Gewalt in der Familie kein Tabu mehr

Die Reise führte die Teilnehmer nun erneut nach Rapid City, Süd-Dakota. Nach einem Besuch des Journey Museums führte eine Tagestour ins Städtchen Sturgis. Hier hörte die Gruppe einen Vortrag der Lakota-Medizinfrau Josephine Fire Lame Deer, die Einblicke in die Lakota-Kultur und in die Unterdrückungsgeschichte der Native Americans gab, aber auch auf die traditionelle Rolle der Frau in der Lakota-Gesellschaft und die Vorstellungen von Kindererziehung einging. All diese Werte sind aufgrund der jahrhundertelangen Kolonialisierung und dem Leben in Armut und Ausgrenzung brüchig geworden. Längst sind auch Gewalt in der Familie und häusliche und sexuelle Gewalt gegen Frauen zu beobachten – früher ein Tabu. Viele der Jugendlichen waren angesichts der authentischen Präsentation sehr ergriffen.

Die Gruppe machte sich am Abend noch auf den Weg, den 20 Autominuten entfernt liegenden Bear Butte zu besteigen. Dieser zählt für die Plains- und Prärieindianer zu den heiligsten Orten. Man kann die einst vulkanisch entstandene Erhebung zum Teil schon aus rund 100 Kilometern Entfernung sehen. Konnten die Natives den Berg erblicken, legten sie alle Waffen ab, um anderen Stämmen in Frieden zu begegnen, gemeinsam zu beten und an Zeremonien teilzunehmen. Auch heute ist der „heilige Berg“ Ort für zahlreiche Zeremonien, die allerdings durch Motorrad-Rallyes und Camper, Bier- und Bikerkneipen, Ölbohrungen und Open-Air-Konzertbesucher massiv gestört werden.

Nach eineinhalb Stunden war der 1.300 Meter hohe Gipfel nach Überwindung von 400 Höhenmetern Steigung erreicht. Belohnt wurde die Gruppe mit einem sagenhaften Ausblick über die Weiten Süd-Dakotas bis hin nach Nebraska, Wyoming und Nord-Dakota.
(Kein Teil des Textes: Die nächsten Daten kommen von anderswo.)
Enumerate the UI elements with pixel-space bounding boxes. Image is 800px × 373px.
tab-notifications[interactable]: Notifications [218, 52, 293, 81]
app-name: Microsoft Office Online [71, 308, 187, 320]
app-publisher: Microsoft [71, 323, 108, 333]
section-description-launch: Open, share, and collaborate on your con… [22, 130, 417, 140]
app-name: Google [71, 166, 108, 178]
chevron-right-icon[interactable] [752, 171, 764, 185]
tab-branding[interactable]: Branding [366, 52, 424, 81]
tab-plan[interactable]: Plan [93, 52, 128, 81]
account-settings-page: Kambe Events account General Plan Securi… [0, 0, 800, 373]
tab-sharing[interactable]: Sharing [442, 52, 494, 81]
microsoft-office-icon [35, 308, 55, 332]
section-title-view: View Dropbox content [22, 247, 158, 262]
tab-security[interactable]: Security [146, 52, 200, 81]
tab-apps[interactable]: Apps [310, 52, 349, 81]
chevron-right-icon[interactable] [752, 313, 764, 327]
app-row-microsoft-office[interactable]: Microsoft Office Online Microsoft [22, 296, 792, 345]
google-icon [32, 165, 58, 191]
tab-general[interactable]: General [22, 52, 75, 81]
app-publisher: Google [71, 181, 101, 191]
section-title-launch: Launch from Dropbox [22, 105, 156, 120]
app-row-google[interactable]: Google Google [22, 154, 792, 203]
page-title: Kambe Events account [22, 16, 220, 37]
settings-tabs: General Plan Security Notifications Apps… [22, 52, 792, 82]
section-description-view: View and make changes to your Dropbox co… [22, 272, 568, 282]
Nach der Rückfahrt nach Rapid City war die Gruppe ein weiteres Stück in Geschichte und Realität des indianischen Amerikas eingetaucht.

Armut und Elend fernab jeder Klischees

Der Name Pine Ridge Reservation steht in den USA hauptsächlich für Armut und Elend, dagegen wird er von Touristen meist mit berühmten Lakota-Häuptlingen wie Red Cloud und Crazy Horse, mit dem letzten militärischen Massaker der US-Kavallerie in Wounded Knee, spektakulären Aktionen indianischen Widerstands und der Kultur der Prärieindianer, Powwows, Sonnentänzen und Schwitzhütten verbunden. Jenseits der Klischees münden hohe Arbeitslosigkeitsraten, extreme Armut und anhaltende rassistische Diskriminierung in Perspektivlosigkeit. Die höchste Säuglingssterblichkeitsrate der westlichen Welt, epidemische Ausmaße von Diabeteserkrankungen, geringe Lebenserwartung und signifikant hohe Selbstmordraten bei jungen Menschen sind einige traurige Folgen eines Lebens in Armut und kultureller Entfremdung.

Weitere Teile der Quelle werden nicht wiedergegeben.